Obama's Radical Decision to Cozy up to Brutal Dictatorship

Between calls for comity and lamentations over bitter partisanship, Barack Obama does the darnedest, most divisive things.

Take his upcoming visit to Cuba, home of a communist, military dictatorship that remains unrepentantly anti-American.

Cozying up to a brutal regime is a radical, in-your-face action. It’s being done unilaterally, without regard to the will of Congress.

Most Americans prize their freedom and, all things being equal, would like others around the world to also be free. Yet extending the hand of friendship to the Castro dictatorship will be a setback for those who hoped for a transition to democracy on the island.

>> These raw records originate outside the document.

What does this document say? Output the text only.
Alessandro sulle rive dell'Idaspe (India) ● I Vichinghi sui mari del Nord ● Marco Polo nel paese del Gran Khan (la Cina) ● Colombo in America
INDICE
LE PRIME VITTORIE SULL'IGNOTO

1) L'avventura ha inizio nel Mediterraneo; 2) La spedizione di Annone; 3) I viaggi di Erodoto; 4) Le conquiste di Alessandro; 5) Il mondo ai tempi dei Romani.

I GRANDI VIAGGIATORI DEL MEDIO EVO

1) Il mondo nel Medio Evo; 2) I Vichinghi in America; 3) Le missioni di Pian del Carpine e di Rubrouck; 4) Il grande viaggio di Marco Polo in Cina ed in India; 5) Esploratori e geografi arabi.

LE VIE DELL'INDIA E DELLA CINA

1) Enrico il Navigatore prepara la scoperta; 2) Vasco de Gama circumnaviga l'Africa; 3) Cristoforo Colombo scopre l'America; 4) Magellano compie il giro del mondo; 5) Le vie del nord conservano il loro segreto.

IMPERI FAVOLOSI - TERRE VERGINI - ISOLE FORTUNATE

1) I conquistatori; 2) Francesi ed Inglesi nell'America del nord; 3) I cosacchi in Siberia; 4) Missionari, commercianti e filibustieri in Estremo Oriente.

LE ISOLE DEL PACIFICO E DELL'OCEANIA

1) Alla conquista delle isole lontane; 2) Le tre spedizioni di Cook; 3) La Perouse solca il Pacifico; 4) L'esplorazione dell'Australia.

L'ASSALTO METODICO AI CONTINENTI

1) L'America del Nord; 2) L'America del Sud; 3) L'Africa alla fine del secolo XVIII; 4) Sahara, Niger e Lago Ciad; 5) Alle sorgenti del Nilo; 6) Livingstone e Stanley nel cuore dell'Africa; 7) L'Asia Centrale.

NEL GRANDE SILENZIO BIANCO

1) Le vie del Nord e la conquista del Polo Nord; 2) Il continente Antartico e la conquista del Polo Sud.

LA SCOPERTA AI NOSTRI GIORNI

 Already, the mouthpiece of the Cuban Communist Party, the newspaper Granma, is telling the captive population on the island that President Obama’s visit proves that there are no human rights violation in Cuba. Granma habitually lies to the Cuban people, who have no other recourse as all newspapers are state-owned, but sadly the party organ has it one quarter right this time: the visit obviously proves that human rights violations do not matter to our president.Many conservatives thus will be offended by a presidential photo-op with the regime leaders—especially the military dictator Raul Castro and his perennially dying elder brother, Fidel. And offense is in order. The Castros, after all, urged the Soviet Union to launch a pre-emptive nuclear strike against New York during the Cuban Missile Crisis. “The victory of socialism is well worth millions of atomic victims,” boasted their comrade Che Guevara.

Nor are these transgressions in the past. Just two years ago, the Castro regime helped North Korea evade UN weapons sanctions.

But none of that seems to faze Barack Obama. He appears to revel in offending conservative Americans (those rubes who “cling to their guns and religion” as he once delighted in saying). Yet he’s shocked, shocked when the rubes don’t give him whatever he wants. He looks hurt, for instance, when Senate leaders tell him that, no, they’re not going to let him fill a Supreme Court vacancy near the end of his term, when he has one foot out of the White House.

All that the Senate leaders are saying is that they will let the American people decide—something the oppressed people of Cuba never have a chance to do. But the president, who as senator wanted to filibuster the appointment of Justice Samuel Alito, now insists that it is his right to install the justice he wants, when he wants to.

The president has already done all he legally can in re-establishing diplomatic relations with Havana. He is limited by law from ending the embargo—a step solely within the purview of the Congress. That makes the visit to Cuba symbolic.

And conservatives should welcome the symbolism. That photo with one or both of the Castros should be the one by which the Obama presidency is remembered.